Research On Properties Of The One-dimensional Photonic Crystals With Heterogeneous-single-symmetric Cycle

When the pursuit of efficient and miniaturizational electronic integrated circuits, at the same time, the difficulty of production and signal transmission speed have reached its limitation. In this case the concept of photonic crystals should be shipped out. Since then, the photonic crystal has got widespread attention by the researchers. Various types of photonic crystal devices gradually replaced the semiconductor device, become the basis for the new-light-information age. In this background, the author has widely consulted the related literature of one dimensional photonic crystals, the concept of photonic crystal, the preparation process and the theoretical research methods.. Finally, the transfer matrix method is selected and the new design of the photonic crystal model is simulated by the Matlab software. The research work in this paper is:(1)To design a one-dimensional heterogeneous single period symmetric photonic crystal model, the model consisting of two kinds of materials: Ti O2(n1=2.29) and Si O2(n2=1.45).And Matlab software was used to simulate the band gap spectrum, On the basis of this, the incident angle of incident light, the period number of the medium layer and the ratio of the thickness of the two materials are changed, to observe the changes of the band gap of the line.It is found that the band gap spectrum of photonic crystal is sensitive to the incident angle of the incident light and the ratio of the thickness, but not sensitive to the cycle number of the medium layer.

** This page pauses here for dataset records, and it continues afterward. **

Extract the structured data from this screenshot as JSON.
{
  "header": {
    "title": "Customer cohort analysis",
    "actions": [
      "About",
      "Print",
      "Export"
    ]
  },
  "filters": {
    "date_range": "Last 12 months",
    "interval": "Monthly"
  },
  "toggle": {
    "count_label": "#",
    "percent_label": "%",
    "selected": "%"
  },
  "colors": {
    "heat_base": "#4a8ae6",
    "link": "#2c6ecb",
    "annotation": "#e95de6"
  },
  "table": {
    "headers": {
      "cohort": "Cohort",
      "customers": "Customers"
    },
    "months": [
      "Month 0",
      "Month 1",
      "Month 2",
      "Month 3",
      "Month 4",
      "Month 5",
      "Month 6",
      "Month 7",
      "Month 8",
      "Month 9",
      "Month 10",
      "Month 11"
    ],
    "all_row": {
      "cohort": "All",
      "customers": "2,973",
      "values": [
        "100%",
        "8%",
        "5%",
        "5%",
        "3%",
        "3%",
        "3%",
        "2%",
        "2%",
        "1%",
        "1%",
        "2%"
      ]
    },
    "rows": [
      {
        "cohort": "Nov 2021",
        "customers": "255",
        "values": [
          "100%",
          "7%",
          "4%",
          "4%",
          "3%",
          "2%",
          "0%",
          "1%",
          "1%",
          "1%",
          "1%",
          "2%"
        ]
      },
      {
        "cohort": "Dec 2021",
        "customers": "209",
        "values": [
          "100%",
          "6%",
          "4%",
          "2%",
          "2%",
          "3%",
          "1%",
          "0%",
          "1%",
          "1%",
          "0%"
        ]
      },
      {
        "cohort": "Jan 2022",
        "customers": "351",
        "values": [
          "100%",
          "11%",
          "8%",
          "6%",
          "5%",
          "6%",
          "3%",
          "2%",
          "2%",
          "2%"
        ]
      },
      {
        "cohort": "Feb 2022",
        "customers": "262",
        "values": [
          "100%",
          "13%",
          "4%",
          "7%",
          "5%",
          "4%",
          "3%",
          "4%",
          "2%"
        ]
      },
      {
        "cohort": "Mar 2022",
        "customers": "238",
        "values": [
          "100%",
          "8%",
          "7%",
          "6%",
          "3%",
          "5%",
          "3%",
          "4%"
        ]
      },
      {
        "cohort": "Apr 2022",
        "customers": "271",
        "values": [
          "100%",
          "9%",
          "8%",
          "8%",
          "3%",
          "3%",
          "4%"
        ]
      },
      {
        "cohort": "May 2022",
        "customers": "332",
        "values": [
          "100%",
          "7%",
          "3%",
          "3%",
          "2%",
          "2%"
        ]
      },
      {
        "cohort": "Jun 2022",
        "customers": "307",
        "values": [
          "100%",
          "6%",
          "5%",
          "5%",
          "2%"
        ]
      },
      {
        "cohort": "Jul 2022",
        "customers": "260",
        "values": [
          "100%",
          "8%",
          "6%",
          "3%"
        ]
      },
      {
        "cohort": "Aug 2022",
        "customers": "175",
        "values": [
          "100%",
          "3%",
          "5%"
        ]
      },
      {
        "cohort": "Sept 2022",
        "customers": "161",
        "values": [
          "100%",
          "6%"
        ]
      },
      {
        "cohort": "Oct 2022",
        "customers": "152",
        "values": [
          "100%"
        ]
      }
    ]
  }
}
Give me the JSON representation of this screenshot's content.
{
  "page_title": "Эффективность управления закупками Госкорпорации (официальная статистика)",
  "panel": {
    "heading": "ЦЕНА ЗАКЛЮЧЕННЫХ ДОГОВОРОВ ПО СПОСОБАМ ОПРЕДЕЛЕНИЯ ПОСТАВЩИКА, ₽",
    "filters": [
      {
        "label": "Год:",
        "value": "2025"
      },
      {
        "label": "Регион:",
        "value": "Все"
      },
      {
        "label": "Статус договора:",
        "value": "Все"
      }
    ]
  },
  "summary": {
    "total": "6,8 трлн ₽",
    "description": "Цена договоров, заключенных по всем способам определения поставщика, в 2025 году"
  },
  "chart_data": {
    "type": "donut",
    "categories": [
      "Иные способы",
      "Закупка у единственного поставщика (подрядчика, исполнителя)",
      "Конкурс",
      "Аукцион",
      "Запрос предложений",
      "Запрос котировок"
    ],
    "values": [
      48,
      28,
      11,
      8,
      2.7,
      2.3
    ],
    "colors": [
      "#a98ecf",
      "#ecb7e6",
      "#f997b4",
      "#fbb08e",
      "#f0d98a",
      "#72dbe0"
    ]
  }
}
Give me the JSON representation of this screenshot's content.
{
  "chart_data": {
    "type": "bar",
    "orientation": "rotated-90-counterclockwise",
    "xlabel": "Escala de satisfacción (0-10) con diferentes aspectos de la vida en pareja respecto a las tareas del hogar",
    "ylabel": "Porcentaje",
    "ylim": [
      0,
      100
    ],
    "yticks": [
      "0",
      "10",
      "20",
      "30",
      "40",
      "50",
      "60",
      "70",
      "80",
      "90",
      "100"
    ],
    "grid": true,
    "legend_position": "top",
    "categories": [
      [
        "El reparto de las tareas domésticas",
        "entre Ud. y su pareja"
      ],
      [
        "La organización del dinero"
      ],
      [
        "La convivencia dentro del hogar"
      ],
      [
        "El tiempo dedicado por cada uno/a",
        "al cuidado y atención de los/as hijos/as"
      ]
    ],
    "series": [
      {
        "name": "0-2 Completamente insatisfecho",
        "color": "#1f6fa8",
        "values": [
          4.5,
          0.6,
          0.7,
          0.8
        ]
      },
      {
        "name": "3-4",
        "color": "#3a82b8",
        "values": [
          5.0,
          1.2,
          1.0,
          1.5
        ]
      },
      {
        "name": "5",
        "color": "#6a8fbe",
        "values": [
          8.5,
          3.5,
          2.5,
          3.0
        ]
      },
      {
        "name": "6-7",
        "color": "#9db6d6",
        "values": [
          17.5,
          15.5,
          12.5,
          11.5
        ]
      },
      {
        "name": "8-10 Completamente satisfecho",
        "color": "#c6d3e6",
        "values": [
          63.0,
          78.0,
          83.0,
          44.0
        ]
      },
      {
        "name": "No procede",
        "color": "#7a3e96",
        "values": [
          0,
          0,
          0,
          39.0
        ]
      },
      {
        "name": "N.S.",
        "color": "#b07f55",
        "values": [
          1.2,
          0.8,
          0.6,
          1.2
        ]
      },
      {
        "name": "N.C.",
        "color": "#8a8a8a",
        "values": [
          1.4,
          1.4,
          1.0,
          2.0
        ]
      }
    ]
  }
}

This result can be applied in the study of photonic crystal sensors.(2)The defect layer is added to the one-dimensional heterogeneous single period symmetric photonic crystal, And the Matlab software is used to simulate the photonic band gap of the photonic crystal after adding the defect layer. The simulation results are compared with the band gap spectral lines without defect layer, and the position and number of defect modes are observed. Change the position of the defect, thickness of the defect, incident angle of the incident light and the thickness of the medium layer, and explain phenomena related to physical reasons. This study provides a theoretical basis for the fabrication of photonic crystal filters.